Als Schiedsrichter Codesal Mendez die Partie um 20 Uhr anpfeift, tummeln sich 73.603 Zuschauer auf den Rängen des Römer Olympiastadions - und wieder ist es ein gefühltes Heimspiel für die DFB-Elf.

90 Minuten und ein goldenes Brehme-Tor später ist es tatsächlich vollbracht. Der Kanzler und der Kaiser, die Spieler und die Fans jubeln in Rom, ein paar hundert Kilometer weiter knallen in Deutschland die Korken. Wildfremde Menschen liegen sich in den Armen.

Augenthaler und die Doping-Probe: "Hat leider vier Stunden gedauert"

Als die offizielle Party beginnt, fehlt nur einer, der als letzter deutscher Akteur noch immer am Spielort weilt: Klaus Augenthaler.

Es ist schon beinahe Mitternacht. Kurz nach seinem größten Triumph sitzt der Mann, der bei der WM keine Minute verpasst und eine tragende Rolle gespielt hat, in einem kleinen, sterilen Raum in den verwinkelten Katakomben des Römer Olympiastadions. Ganz allein. Stundenlang.

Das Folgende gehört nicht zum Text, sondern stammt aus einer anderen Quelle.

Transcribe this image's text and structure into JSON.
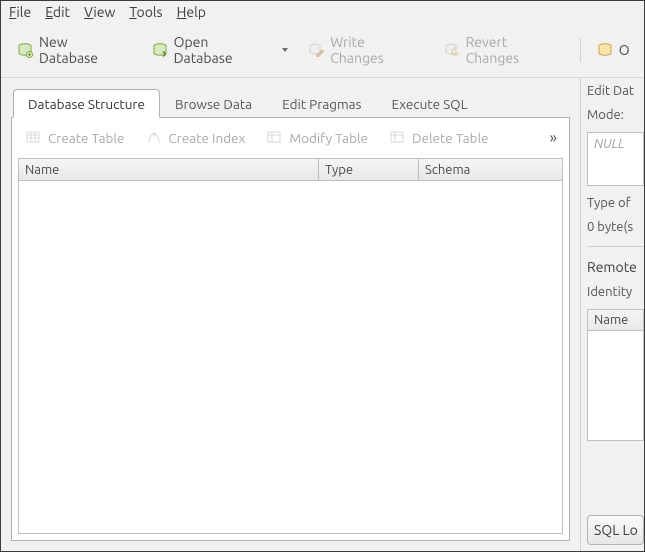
{
  "menu": {
    "file": {
      "key": "F",
      "rest": "ile"
    },
    "edit": {
      "key": "E",
      "rest": "dit"
    },
    "view": {
      "key": "V",
      "rest": "iew"
    },
    "tools": {
      "key": "T",
      "rest": "ools"
    },
    "help": {
      "key": "H",
      "rest": "elp"
    }
  },
  "toolbar": {
    "new_db": "New Database",
    "open_db": "Open Database",
    "write_changes": "Write Changes",
    "revert_changes": "Revert Changes",
    "open_project_hint": "O"
  },
  "tabs": {
    "db_structure": "Database Structure",
    "browse_data": "Browse Data",
    "edit_pragmas": "Edit Pragmas",
    "execute_sql": "Execute SQL"
  },
  "struct_toolbar": {
    "create_table": "Create Table",
    "create_index": "Create Index",
    "modify_table": "Modify Table",
    "delete_table": "Delete Table",
    "overflow": "»"
  },
  "columns": {
    "name": "Name",
    "type": "Type",
    "schema": "Schema"
  },
  "side": {
    "edit_cell_title": "Edit Dat",
    "mode_label": "Mode:",
    "null_placeholder": "NULL",
    "type_line": "Type of",
    "size_line": "0 byte(s",
    "remote_title": "Remote",
    "identity_label": "Identity",
    "name_col": "Name",
    "sql_log_btn": "SQL Lo"
  },
  "icons": {
    "db_accent": "#7aaa3a",
    "db_fill": "#d7e8c2",
    "pencil": "#caa646",
    "revert": "#caa646"
  }
}
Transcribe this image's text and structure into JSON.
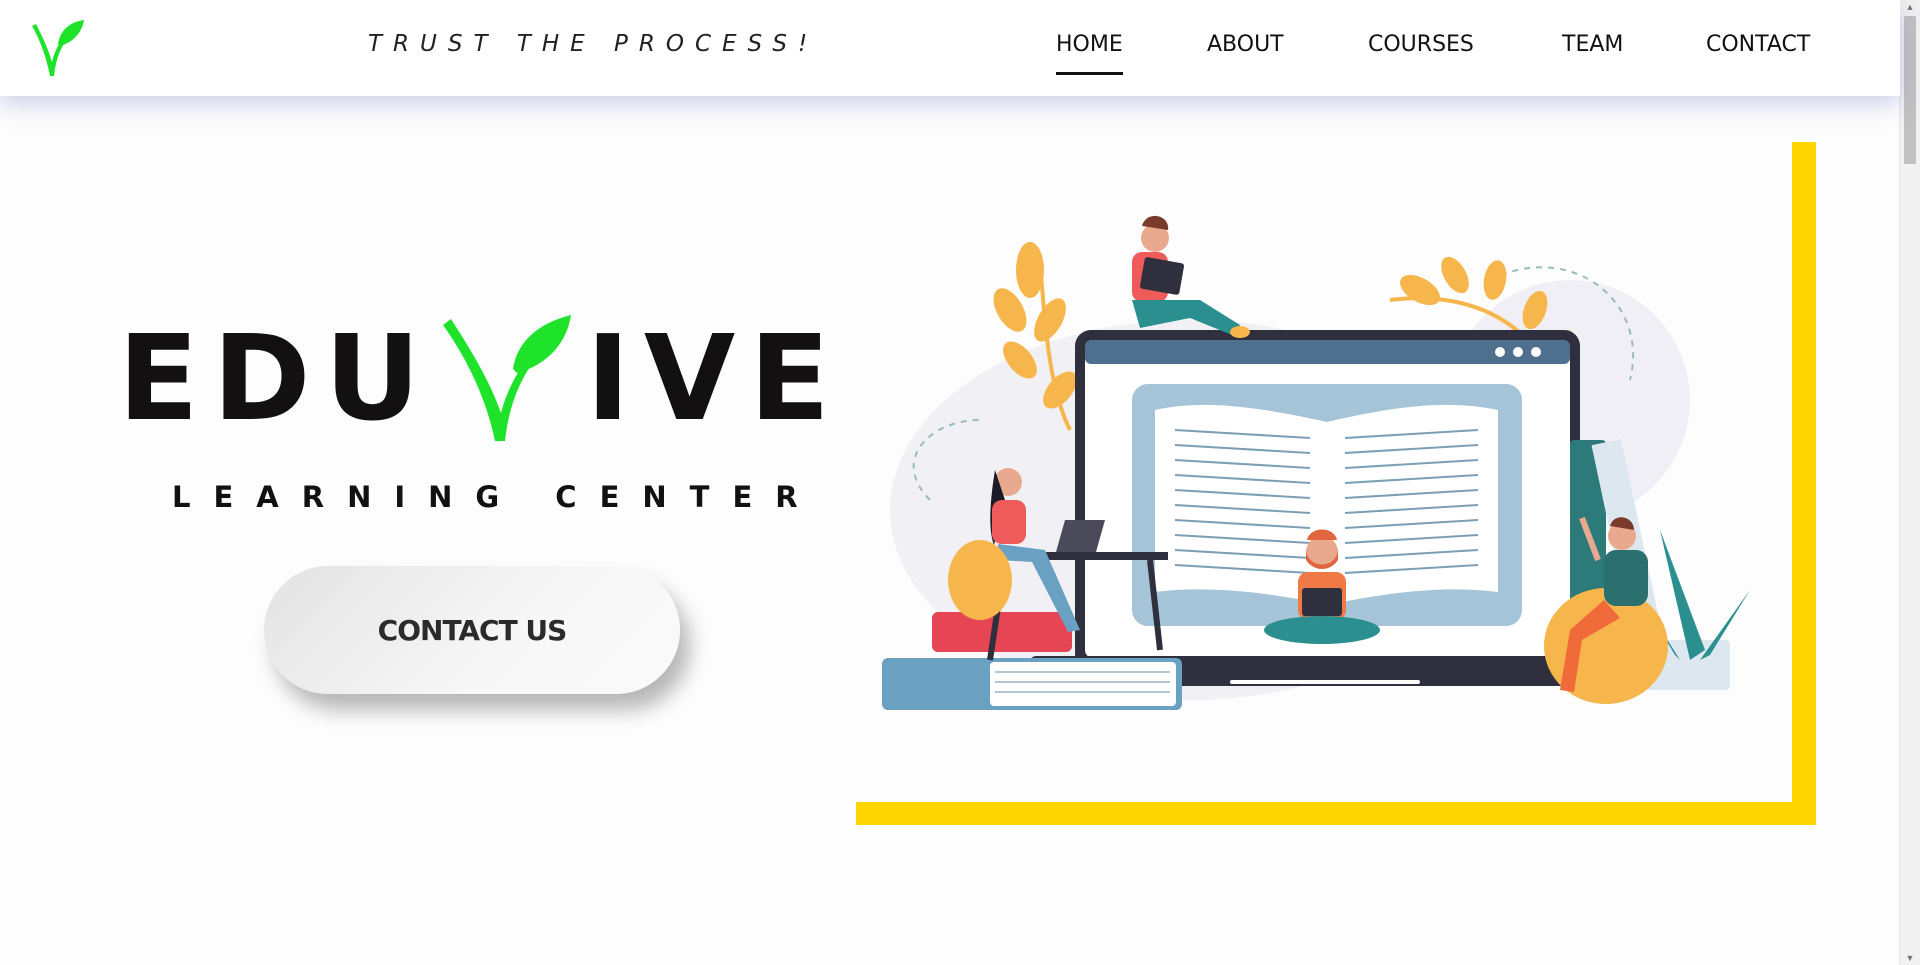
{
  "header": {
    "logo_icon": "leaf-v-logo",
    "tagline": "TRUST THE PROCESS!",
    "nav": [
      {
        "label": "HOME",
        "active": true
      },
      {
        "label": "ABOUT",
        "active": false
      },
      {
        "label": "COURSES",
        "active": false
      },
      {
        "label": "TEAM",
        "active": false
      },
      {
        "label": "CONTACT",
        "active": false
      }
    ]
  },
  "hero": {
    "brand_left": "EDU",
    "brand_right": "IVE",
    "brand_v_icon": "leaf-v-icon",
    "subtitle": "LEARNING CENTER",
    "cta_label": "CONTACT US",
    "illustration": "online-learning-illustration"
  },
  "colors": {
    "accent_green": "#1fe32b",
    "frame_yellow": "#ffd500",
    "text_dark": "#121010"
  }
}
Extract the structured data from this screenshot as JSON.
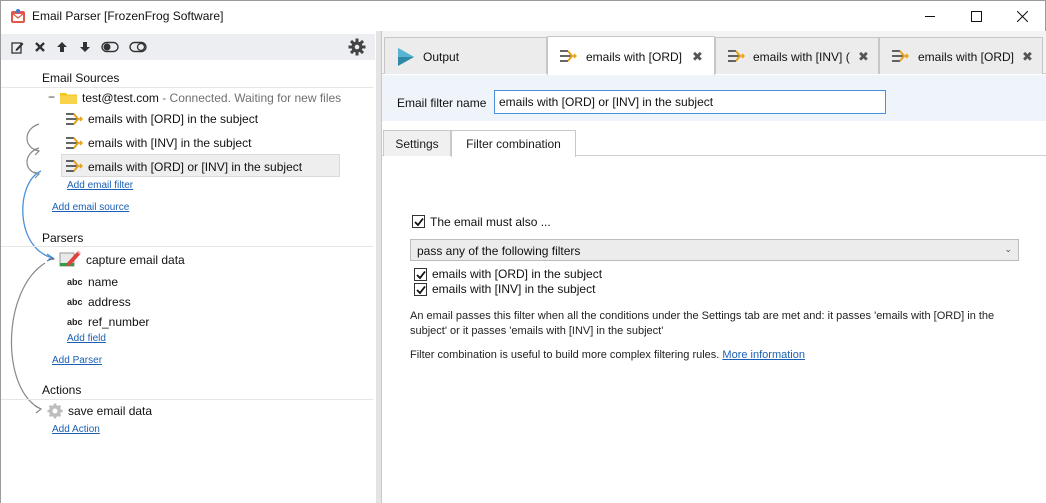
{
  "window": {
    "title": "Email Parser [FrozenFrog Software]"
  },
  "sources_section": {
    "label": "Email Sources",
    "source": {
      "account": "test@test.com",
      "status": " - Connected. Waiting for new files"
    },
    "filters": [
      {
        "label": "emails with [ORD] in the subject"
      },
      {
        "label": "emails with [INV] in the subject"
      },
      {
        "label": "emails with [ORD] or [INV] in the subject"
      }
    ],
    "add_filter_link": "Add email filter",
    "add_source_link": "Add email source"
  },
  "parsers_section": {
    "label": "Parsers",
    "parser": {
      "label": "capture email data"
    },
    "fields": [
      {
        "type_tag": "abc",
        "label": "name"
      },
      {
        "type_tag": "abc",
        "label": "address"
      },
      {
        "type_tag": "abc",
        "label": "ref_number"
      }
    ],
    "add_field_link": "Add field",
    "add_parser_link": "Add Parser"
  },
  "actions_section": {
    "label": "Actions",
    "action": {
      "label": "save email data"
    },
    "add_action_link": "Add Action"
  },
  "tabs": [
    {
      "label": "Output",
      "icon": "play-icon"
    },
    {
      "label": "emails with [ORD]",
      "close": "✖",
      "active": true
    },
    {
      "label": "emails with [INV] (",
      "close": "✖"
    },
    {
      "label": "emails with [ORD]",
      "close": "✖"
    }
  ],
  "filter_editor": {
    "name_label": "Email filter name",
    "name_value": "emails with [ORD] or [INV] in the subject",
    "subtabs": [
      "Settings",
      "Filter combination"
    ],
    "must_also_label": "The email must also ...",
    "must_also_checked": true,
    "mode_value": "pass any of the following filters",
    "mode_arrow": "⌄",
    "filter_options": [
      {
        "label": "emails with [ORD] in the subject",
        "checked": true
      },
      {
        "label": "emails with [INV] in the subject",
        "checked": true
      }
    ],
    "description_1": "An email passes this filter when all the conditions under the Settings tab are met and: it passes 'emails with [ORD] in the subject' or it passes 'emails with [INV] in the subject'",
    "description_2": "Filter combination is useful to build more complex filtering rules.",
    "more_info_link": "More information"
  },
  "colors": {
    "link": "#1a5fb4",
    "accent": "#4a90d9",
    "header_bg": "#eef4fa",
    "toolbar_bg": "#eceef1"
  }
}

"Ich musste zur Doping-Kontrolle - das hat leider vier Stunden gedauert. Es gab kein Bier, nur Wasser. Dann hast du gedacht: Hände unters Wasser, Füße unters Wasser, aber selbst dann war es nie genug für die Herren von der FIFA."

Als Augenthaler schließlich mit fünfstündiger Verspätung im Hotel ankommt, sind die dicken Zigarren bereits geraucht. "Alles war bereits in vollem Gange, aber es war trotzdem eine super Feier."

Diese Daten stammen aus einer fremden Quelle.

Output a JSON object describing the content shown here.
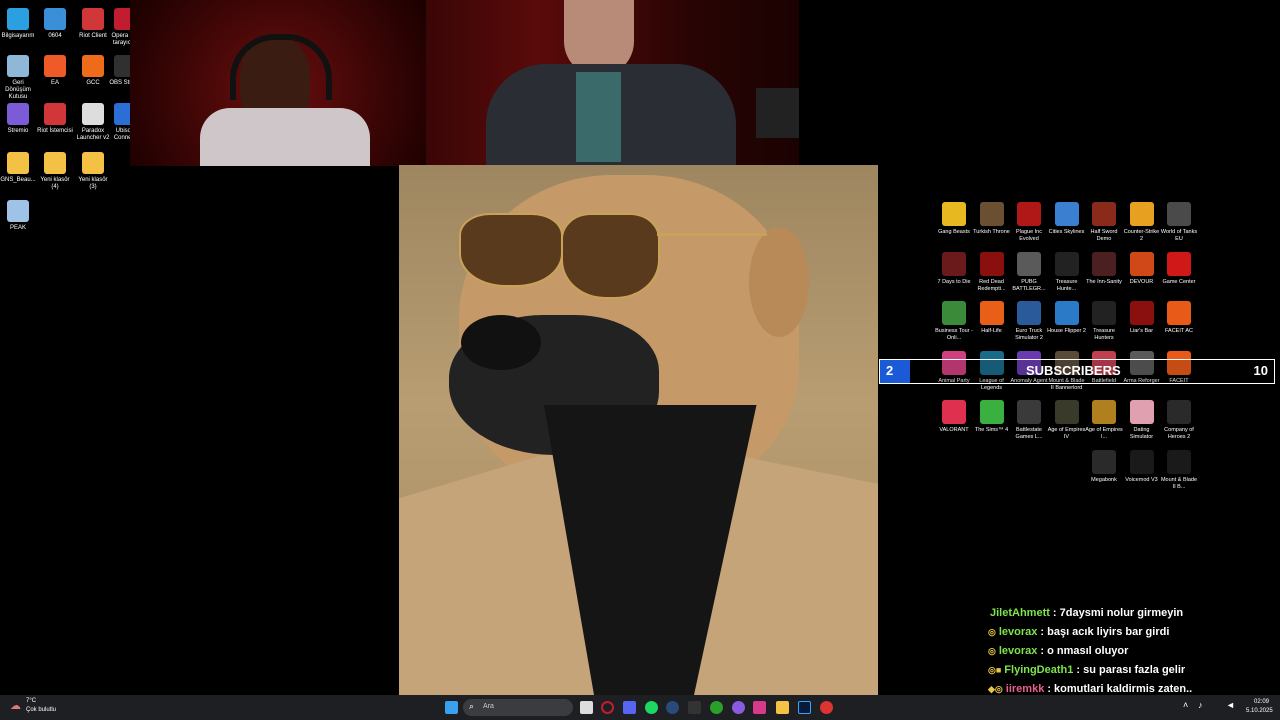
{
  "desktop": {
    "icons": [
      {
        "label": "Bilgisayarım",
        "color": "#2aa0e0"
      },
      {
        "label": "0604",
        "color": "#3b8fd6"
      },
      {
        "label": "Riot Client",
        "color": "#d13639"
      },
      {
        "label": "Opera GX tarayıcısı",
        "color": "#c21d2e"
      },
      {
        "label": "Geri Dönüşüm Kutusu",
        "color": "#8fb8d8"
      },
      {
        "label": "EA",
        "color": "#f05a28"
      },
      {
        "label": "GCC",
        "color": "#ef6b1c"
      },
      {
        "label": "OBS Studio",
        "color": "#303030"
      },
      {
        "label": "Stremio",
        "color": "#7b5bd6"
      },
      {
        "label": "Riot İstemcisi",
        "color": "#d13639"
      },
      {
        "label": "Paradox Launcher v2",
        "color": "#dddddd"
      },
      {
        "label": "Ubisoft Connect",
        "color": "#2b6fd6"
      },
      {
        "label": "GNS_Beau...",
        "color": "#f3c244"
      },
      {
        "label": "Yeni klasör (4)",
        "color": "#f3c244"
      },
      {
        "label": "Yeni klasör (3)",
        "color": "#f3c244"
      },
      {
        "label": "PEAK",
        "color": "#9ec3e6"
      }
    ]
  },
  "game_icons": [
    {
      "label": "Gang Beasts",
      "color": "#e8b820"
    },
    {
      "label": "Turkish Throne",
      "color": "#6a5030"
    },
    {
      "label": "Plague Inc Evolved",
      "color": "#b01818"
    },
    {
      "label": "Cities Skylines",
      "color": "#3a7fd0"
    },
    {
      "label": "Half Sword Demo",
      "color": "#8a2a1a"
    },
    {
      "label": "Counter-Strike 2",
      "color": "#e8a020"
    },
    {
      "label": "World of Tanks EU",
      "color": "#4a4a4a"
    },
    {
      "label": "7 Days to Die",
      "color": "#6a1a1a"
    },
    {
      "label": "Red Dead Redempti...",
      "color": "#8a1010"
    },
    {
      "label": "PUBG BATTLEGR...",
      "color": "#5a5a5a"
    },
    {
      "label": "Treasure Hunte...",
      "color": "#222222"
    },
    {
      "label": "The Inn-Sanity",
      "color": "#4a2020"
    },
    {
      "label": "DEVOUR",
      "color": "#d04818"
    },
    {
      "label": "Game Center",
      "color": "#d01818"
    },
    {
      "label": "Business Tour - Onli...",
      "color": "#3a8a3a"
    },
    {
      "label": "Half-Life",
      "color": "#e86018"
    },
    {
      "label": "Euro Truck Simulator 2",
      "color": "#2a5a9a"
    },
    {
      "label": "House Flipper 2",
      "color": "#2a7ac8"
    },
    {
      "label": "Treasure Hunters",
      "color": "#222222"
    },
    {
      "label": "Liar's Bar",
      "color": "#8a1010"
    },
    {
      "label": "FACEIT AC",
      "color": "#e85a18"
    },
    {
      "label": "Animal Party",
      "color": "#d04080"
    },
    {
      "label": "League of Legends",
      "color": "#1a6a8a"
    },
    {
      "label": "Anomaly Agent",
      "color": "#6a3ab0"
    },
    {
      "label": "Mount & Blade II Bannerlord",
      "color": "#5a4a3a"
    },
    {
      "label": "Battlefield",
      "color": "#c04050"
    },
    {
      "label": "Arma Reforger",
      "color": "#5a5a5a"
    },
    {
      "label": "FACEIT",
      "color": "#e85a18"
    },
    {
      "label": "VALORANT",
      "color": "#e03050"
    },
    {
      "label": "The Sims™ 4",
      "color": "#3ab040"
    },
    {
      "label": "Battlestate Games L...",
      "color": "#3a3a3a"
    },
    {
      "label": "Age of Empires IV",
      "color": "#3a3a2a"
    },
    {
      "label": "Age of Empires I...",
      "color": "#b08020"
    },
    {
      "label": "Dating Simulator",
      "color": "#e0a0b0"
    },
    {
      "label": "Company of Heroes 2",
      "color": "#2a2a2a"
    },
    {
      "label": "Megabonk",
      "color": "#2a2a2a"
    },
    {
      "label": "Voicemod V3",
      "color": "#1a1a1a"
    },
    {
      "label": "Mount & Blade II B...",
      "color": "#1a1a1a"
    }
  ],
  "subscribers": {
    "current": "2",
    "label": "SUBSCRIBERS",
    "goal": "10",
    "progress": 0.2
  },
  "chat": [
    {
      "user": "JiletAhmett",
      "message": ": 7daysmi nolur girmeyin",
      "color": "#7ee44b",
      "badges": ""
    },
    {
      "user": "levorax",
      "message": ": başı acık liyirs bar girdi",
      "color": "#7ee44b",
      "badges": "◎"
    },
    {
      "user": "levorax",
      "message": ": o nmasıl oluyor",
      "color": "#7ee44b",
      "badges": "◎"
    },
    {
      "user": "FlyingDeath1",
      "message": ": su parası fazla gelir",
      "color": "#7ee44b",
      "badges": "◎■"
    },
    {
      "user": "iiremkk",
      "message": ": komutlari kaldirmis zaten..",
      "color": "#e8608a",
      "badges": "◆◎"
    }
  ],
  "taskbar": {
    "weather_temp": "7°C",
    "weather_desc": "Çok bulutlu",
    "search_placeholder": "Ara",
    "time": "02:09",
    "date": "5.10.2025"
  }
}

Die kommenden Tage gleichen einer Dauerparty, das DFB-Team wird erst hier und dann da empfangen, in Deutschland herrscht Ausnahmezustand.

"Dass wir Weltmeister geworden sind", sagt Augenthaler, "habe ich erst Tage später realisiert. Dann hatte man zehn Tage Urlaub und dann ging es auch schon weiter. Da kam zum Beispiel die Freiwillige Feuerwehr mit einem Fass Bier vors Haus. Die ganze Straße wurde abgesperrt. Aber dann ging es ja auch schon wieder beim FC Bayern mit dem Training los."

Den Titelgewinn habe er sofort wieder ausgeblendet, sagt Auge. "Ich bin da nicht rumgelaufen und dachte: 'Jetzt bin ich Weltmeister, jetzt mache ich mal schön langsam.'"

Erst 20 Jahre später schaut sich Augenthaler das Finale noch einmal hat. "Da kamen natürlich wieder Erinnerungen hoch, man hatte die eine oder andere Spielsituation vor Augen, das eine oder andere Bild von der Feier und diesen bescheuerten Zander", lacht Augenthaler: "Und rückblickend kann ich sagen: Tatsächlich begriffen habe ich es erst Jahre später, dass wir Weltmeister geworden sind."